The Democrats have discovered that Obama is out of touch:
“In his own assessments of what went wrong, the president has lamented his inability to persuade voters on the merits of what he has done, and blamed the failure on his preoccupation with a full plate of crises. But a broad sample of Democratic officeholders and strategists said in interviews that the disconnect goes far deeper than that.”
And now the Clinton (Bill, not Hillary) nostalgia, which periodically has wafted through GOP ranks, is gripping forlorn Dems:
Obama “is not Bill Clinton in the sense that he’s not an extrovert. He doesn’t gain energy by connecting with people,” said a Democratic strategist, who worked in the Clinton White House and asked not to be named while offering a candid criticism. “He needs to be forced to do it, either by self-discipline or others. There’s no one around him who will do that. They accommodate him, and that is a bad thing.”

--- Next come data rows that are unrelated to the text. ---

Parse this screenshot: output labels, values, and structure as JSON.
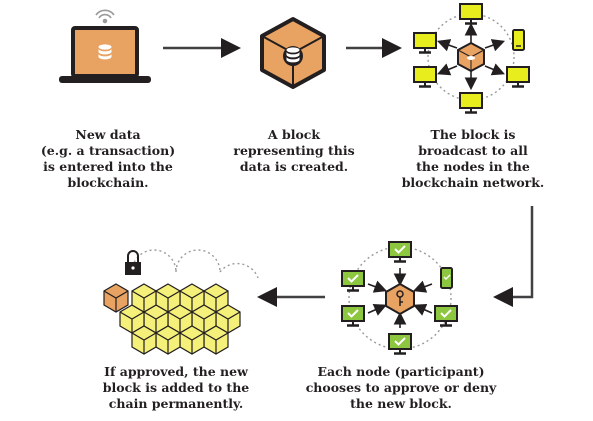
{
  "steps": [
    {
      "caption": "New data\n(e.g. a transaction)\nis entered into the\nblockchain."
    },
    {
      "caption": "A block\nrepresenting this\ndata is created."
    },
    {
      "caption": "The block is\nbroadcast to all\nthe nodes in the\nblockchain network."
    },
    {
      "caption": "Each node (participant)\nchooses to approve or deny\nthe new block."
    },
    {
      "caption": "If approved, the new\nblock is added to the\nchain permanently."
    }
  ],
  "colors": {
    "ink": "#231f20",
    "block": "#e8a262",
    "screen": "#e8ed1d",
    "approved": "#8dc63f",
    "chain": "#f4f07a",
    "arrow": "#414042",
    "dots": "#9a9a9a"
  },
  "icons": [
    "wifi-icon",
    "laptop-icon",
    "database-icon",
    "cube-icon",
    "monitor-icon",
    "phone-icon",
    "check-icon",
    "key-icon",
    "lock-icon",
    "arrow-icon"
  ]
}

He’s also not Clinton in the sense that Obama is ideologically rigid, while Clinton was anything but. But Democrats are conflicted: go to the center or double down on the agenda that wiped out so many of them? Hmm. What to do, what to do? (Republicans are biting their lips and laughing into their sleeves. “Double down — puleeze,” they whisper knowingly to each other.)
The less-deluded Democrats are furious now, convinced that the White House is on a political suicide mission. The defeated Democratic gubernatorial candidate Alex Sink is beside herself:
“They got a huge wake-up call [on election day], but unfortunately they took a lot of Democrats down with them,” said Sink of the White House.

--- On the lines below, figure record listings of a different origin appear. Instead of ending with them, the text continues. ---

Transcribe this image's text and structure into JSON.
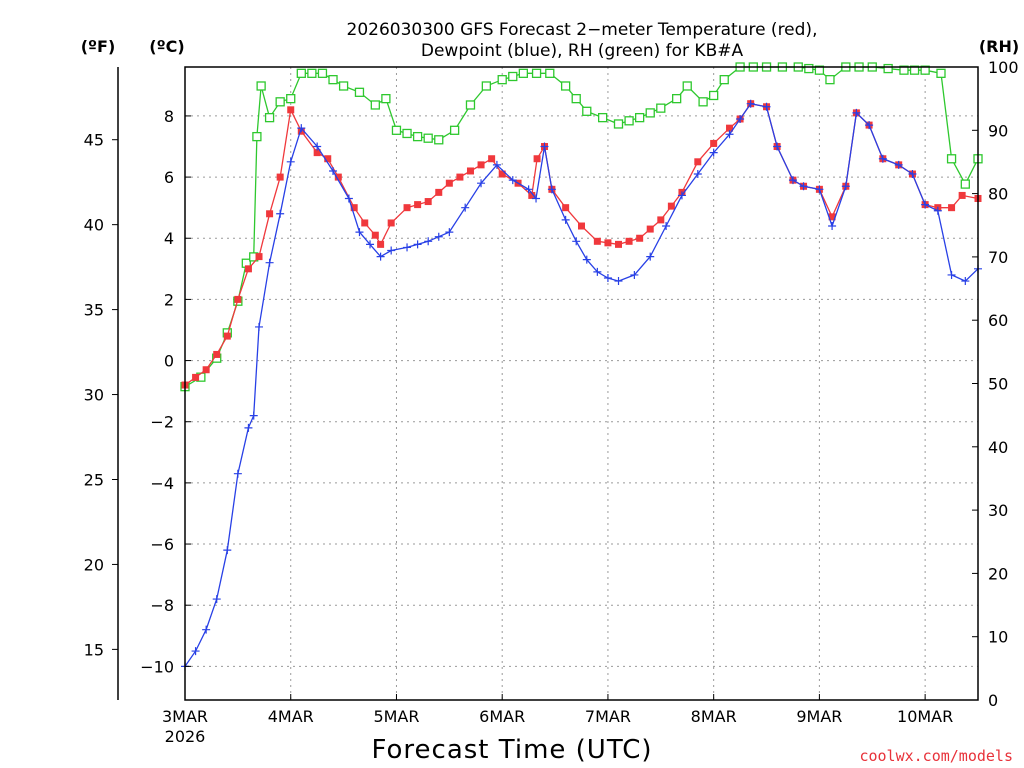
{
  "chart_data": {
    "type": "line",
    "title_line1": "2026030300 GFS Forecast 2−meter Temperature (red),",
    "title_line2": "Dewpoint (blue), RH (green) for KB#A",
    "xlabel": "Forecast Time (UTC)",
    "credit": "coolwx.com/models",
    "units": {
      "fahrenheit": "(ºF)",
      "celsius": "(ºC)",
      "rh": "(RH)"
    },
    "xlim_days": [
      0,
      7.5
    ],
    "x_ticks": [
      {
        "day": 0,
        "label": "3MAR",
        "label2": "2026"
      },
      {
        "day": 1,
        "label": "4MAR",
        "label2": ""
      },
      {
        "day": 2,
        "label": "5MAR",
        "label2": ""
      },
      {
        "day": 3,
        "label": "6MAR",
        "label2": ""
      },
      {
        "day": 4,
        "label": "7MAR",
        "label2": ""
      },
      {
        "day": 5,
        "label": "8MAR",
        "label2": ""
      },
      {
        "day": 6,
        "label": "9MAR",
        "label2": ""
      },
      {
        "day": 7,
        "label": "10MAR",
        "label2": ""
      }
    ],
    "celsius_axis": {
      "ylim": [
        -11.1,
        9.6
      ],
      "ticks": [
        {
          "v": -10,
          "label": "−10"
        },
        {
          "v": -8,
          "label": "−8"
        },
        {
          "v": -6,
          "label": "−6"
        },
        {
          "v": -4,
          "label": "−4"
        },
        {
          "v": -2,
          "label": "−2"
        },
        {
          "v": 0,
          "label": "0"
        },
        {
          "v": 2,
          "label": "2"
        },
        {
          "v": 4,
          "label": "4"
        },
        {
          "v": 6,
          "label": "6"
        },
        {
          "v": 8,
          "label": "8"
        }
      ]
    },
    "fahrenheit_axis": {
      "ticks": [
        {
          "v": 15,
          "label": "15"
        },
        {
          "v": 20,
          "label": "20"
        },
        {
          "v": 25,
          "label": "25"
        },
        {
          "v": 30,
          "label": "30"
        },
        {
          "v": 35,
          "label": "35"
        },
        {
          "v": 40,
          "label": "40"
        },
        {
          "v": 45,
          "label": "45"
        }
      ]
    },
    "rh_axis": {
      "ylim": [
        0,
        100
      ],
      "ticks": [
        {
          "v": 0,
          "label": "0"
        },
        {
          "v": 10,
          "label": "10"
        },
        {
          "v": 20,
          "label": "20"
        },
        {
          "v": 30,
          "label": "30"
        },
        {
          "v": 40,
          "label": "40"
        },
        {
          "v": 50,
          "label": "50"
        },
        {
          "v": 60,
          "label": "60"
        },
        {
          "v": 70,
          "label": "70"
        },
        {
          "v": 80,
          "label": "80"
        },
        {
          "v": 90,
          "label": "90"
        },
        {
          "v": 100,
          "label": "100"
        }
      ]
    },
    "series": [
      {
        "name": "Temperature",
        "unit": "C",
        "color": "#f0383c",
        "marker": "filled-square",
        "points": [
          [
            0.0,
            -0.8
          ],
          [
            0.2,
            -0.3
          ],
          [
            0.3,
            0.2
          ],
          [
            0.4,
            0.8
          ],
          [
            0.5,
            2.0
          ],
          [
            0.6,
            3.0
          ],
          [
            0.7,
            3.4
          ],
          [
            0.8,
            4.8
          ],
          [
            0.9,
            6.0
          ],
          [
            1.0,
            8.2
          ],
          [
            1.1,
            7.5
          ],
          [
            1.25,
            6.8
          ],
          [
            1.35,
            6.6
          ],
          [
            1.45,
            6.0
          ],
          [
            1.6,
            5.0
          ],
          [
            1.7,
            4.5
          ],
          [
            1.8,
            4.1
          ],
          [
            1.85,
            3.8
          ],
          [
            1.95,
            4.5
          ],
          [
            2.1,
            5.0
          ],
          [
            2.3,
            5.2
          ],
          [
            2.5,
            5.8
          ],
          [
            2.7,
            6.2
          ],
          [
            2.9,
            6.6
          ],
          [
            3.0,
            6.1
          ],
          [
            3.15,
            5.8
          ],
          [
            3.28,
            5.4
          ],
          [
            3.33,
            6.6
          ],
          [
            3.4,
            7.0
          ],
          [
            3.47,
            5.6
          ],
          [
            3.6,
            5.0
          ],
          [
            3.75,
            4.4
          ],
          [
            3.9,
            3.9
          ],
          [
            4.1,
            3.8
          ],
          [
            4.3,
            4.0
          ],
          [
            4.5,
            4.6
          ],
          [
            4.7,
            5.5
          ],
          [
            4.85,
            6.5
          ],
          [
            5.0,
            7.1
          ],
          [
            5.15,
            7.6
          ],
          [
            5.25,
            7.9
          ],
          [
            5.35,
            8.4
          ],
          [
            5.5,
            8.3
          ],
          [
            5.6,
            7.0
          ],
          [
            5.75,
            5.9
          ],
          [
            5.85,
            5.7
          ],
          [
            6.0,
            5.6
          ],
          [
            6.12,
            4.7
          ],
          [
            6.25,
            5.7
          ],
          [
            6.35,
            8.1
          ],
          [
            6.47,
            7.7
          ],
          [
            6.6,
            6.6
          ],
          [
            6.75,
            6.4
          ],
          [
            6.88,
            6.1
          ],
          [
            7.0,
            5.1
          ],
          [
            7.12,
            5.0
          ],
          [
            7.25,
            5.0
          ],
          [
            7.35,
            5.4
          ],
          [
            7.5,
            5.3
          ]
        ]
      },
      {
        "name": "Dewpoint",
        "unit": "C",
        "color": "#2840e6",
        "marker": "plus",
        "points": [
          [
            0.0,
            -10.0
          ],
          [
            0.1,
            -9.5
          ],
          [
            0.2,
            -8.8
          ],
          [
            0.3,
            -7.8
          ],
          [
            0.4,
            -6.2
          ],
          [
            0.5,
            -3.7
          ],
          [
            0.6,
            -2.2
          ],
          [
            0.65,
            -1.8
          ],
          [
            0.7,
            1.1
          ],
          [
            0.8,
            3.2
          ],
          [
            0.9,
            4.8
          ],
          [
            1.0,
            6.5
          ],
          [
            1.1,
            7.6
          ],
          [
            1.25,
            7.0
          ],
          [
            1.4,
            6.2
          ],
          [
            1.55,
            5.3
          ],
          [
            1.65,
            4.2
          ],
          [
            1.75,
            3.8
          ],
          [
            1.85,
            3.4
          ],
          [
            1.95,
            3.6
          ],
          [
            2.1,
            3.7
          ],
          [
            2.3,
            3.9
          ],
          [
            2.5,
            4.2
          ],
          [
            2.65,
            5.0
          ],
          [
            2.8,
            5.8
          ],
          [
            2.95,
            6.4
          ],
          [
            3.1,
            5.9
          ],
          [
            3.25,
            5.6
          ],
          [
            3.32,
            5.3
          ],
          [
            3.4,
            7.0
          ],
          [
            3.47,
            5.6
          ],
          [
            3.6,
            4.6
          ],
          [
            3.7,
            3.9
          ],
          [
            3.8,
            3.3
          ],
          [
            3.9,
            2.9
          ],
          [
            4.0,
            2.7
          ],
          [
            4.1,
            2.6
          ],
          [
            4.25,
            2.8
          ],
          [
            4.4,
            3.4
          ],
          [
            4.55,
            4.4
          ],
          [
            4.7,
            5.4
          ],
          [
            4.85,
            6.1
          ],
          [
            5.0,
            6.8
          ],
          [
            5.15,
            7.4
          ],
          [
            5.25,
            7.9
          ],
          [
            5.35,
            8.4
          ],
          [
            5.5,
            8.3
          ],
          [
            5.6,
            7.0
          ],
          [
            5.75,
            5.9
          ],
          [
            5.85,
            5.7
          ],
          [
            6.0,
            5.6
          ],
          [
            6.12,
            4.4
          ],
          [
            6.25,
            5.7
          ],
          [
            6.35,
            8.1
          ],
          [
            6.47,
            7.7
          ],
          [
            6.6,
            6.6
          ],
          [
            6.75,
            6.4
          ],
          [
            6.88,
            6.1
          ],
          [
            7.0,
            5.1
          ],
          [
            7.12,
            4.9
          ],
          [
            7.25,
            2.8
          ],
          [
            7.38,
            2.6
          ],
          [
            7.5,
            3.0
          ]
        ]
      },
      {
        "name": "RH",
        "unit": "%",
        "color": "#2ec82e",
        "marker": "open-square",
        "points": [
          [
            0.0,
            49.5
          ],
          [
            0.15,
            51.0
          ],
          [
            0.3,
            54.0
          ],
          [
            0.4,
            58.0
          ],
          [
            0.5,
            63.0
          ],
          [
            0.58,
            69.0
          ],
          [
            0.65,
            70.0
          ],
          [
            0.68,
            89.0
          ],
          [
            0.72,
            97.0
          ],
          [
            0.8,
            92.0
          ],
          [
            0.9,
            94.5
          ],
          [
            1.0,
            95.0
          ],
          [
            1.1,
            99.0
          ],
          [
            1.3,
            99.0
          ],
          [
            1.5,
            97.0
          ],
          [
            1.65,
            96.0
          ],
          [
            1.8,
            94.0
          ],
          [
            1.9,
            95.0
          ],
          [
            2.0,
            90.0
          ],
          [
            2.2,
            89.0
          ],
          [
            2.4,
            88.5
          ],
          [
            2.55,
            90.0
          ],
          [
            2.7,
            94.0
          ],
          [
            2.85,
            97.0
          ],
          [
            3.0,
            98.0
          ],
          [
            3.2,
            99.0
          ],
          [
            3.45,
            99.0
          ],
          [
            3.6,
            97.0
          ],
          [
            3.8,
            93.0
          ],
          [
            3.95,
            92.0
          ],
          [
            4.1,
            91.0
          ],
          [
            4.3,
            92.0
          ],
          [
            4.5,
            93.5
          ],
          [
            4.65,
            95.0
          ],
          [
            4.75,
            97.0
          ],
          [
            4.9,
            94.5
          ],
          [
            5.0,
            95.5
          ],
          [
            5.1,
            98.0
          ],
          [
            5.25,
            100.0
          ],
          [
            5.5,
            100.0
          ],
          [
            5.8,
            100.0
          ],
          [
            6.0,
            99.5
          ],
          [
            6.1,
            98.0
          ],
          [
            6.25,
            100.0
          ],
          [
            6.5,
            100.0
          ],
          [
            6.8,
            99.5
          ],
          [
            7.0,
            99.5
          ],
          [
            7.15,
            99.0
          ],
          [
            7.25,
            85.5
          ],
          [
            7.38,
            81.5
          ],
          [
            7.5,
            85.5
          ]
        ]
      }
    ]
  }
}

She added: “They just need to be better listeners and be better at reaching out to people who are on the ground to hear about the realities of their policies as well as politics.” …
“I think they were tone-deaf,” she said. “They weren’t interested in hearing my opinion on what was happening on the ground with the oil spill. And they never acknowledged that they had problems with the acceptance of health care reform.”

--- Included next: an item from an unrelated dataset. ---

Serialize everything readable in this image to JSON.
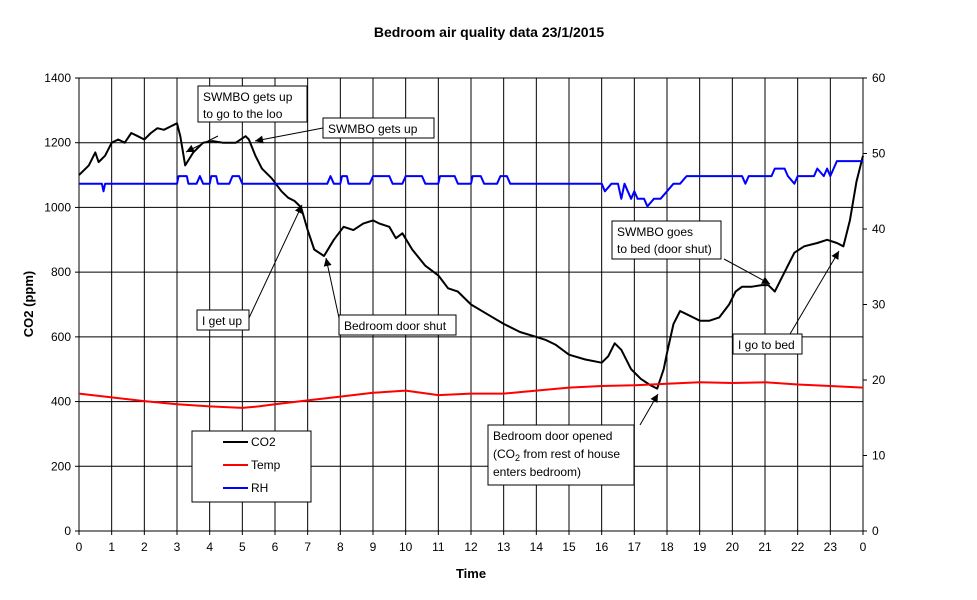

The new law, she said, is “unpopular particularly among seniors” — a key voting bloc in the Sunshine State.
None of this was hidden from view before the election, but Democratic officials and operatives were understandably reluctant to come forward. Now, with election returns in hand, they are pointing the finger at the White House. But let’s be fair. Much of the credit goes to Nancy Pelosi — who wants to continue her reign over what’s left of the Democratic House caucus. (To which Republicans say, “Go for it!”)
The White House seems unconvinced that the problem is the agenda, not just a remote and increasingly unlikable president. They’ll try to “warm him up” and do more feel-your-pain moments. But the core problem remains: Obama is infatuated with his own agenda and it is that agenda that is the recipe for the minority-status of his party.
And in all of this, one wonders what the left-leaning intelligentsia has learned. A Harvard Law Review editor, a law professor, a garden-variety leftist, a talker-not-a-doer, and a proponent of American un-exceptionalism is a bust as president. In short, someone like them is utterly incapable of leading the country, and to rescue himself he will have to shed the very qualities and beliefs they hold dear. You can understand why they’d prefer to label the rest of the country “crazy.”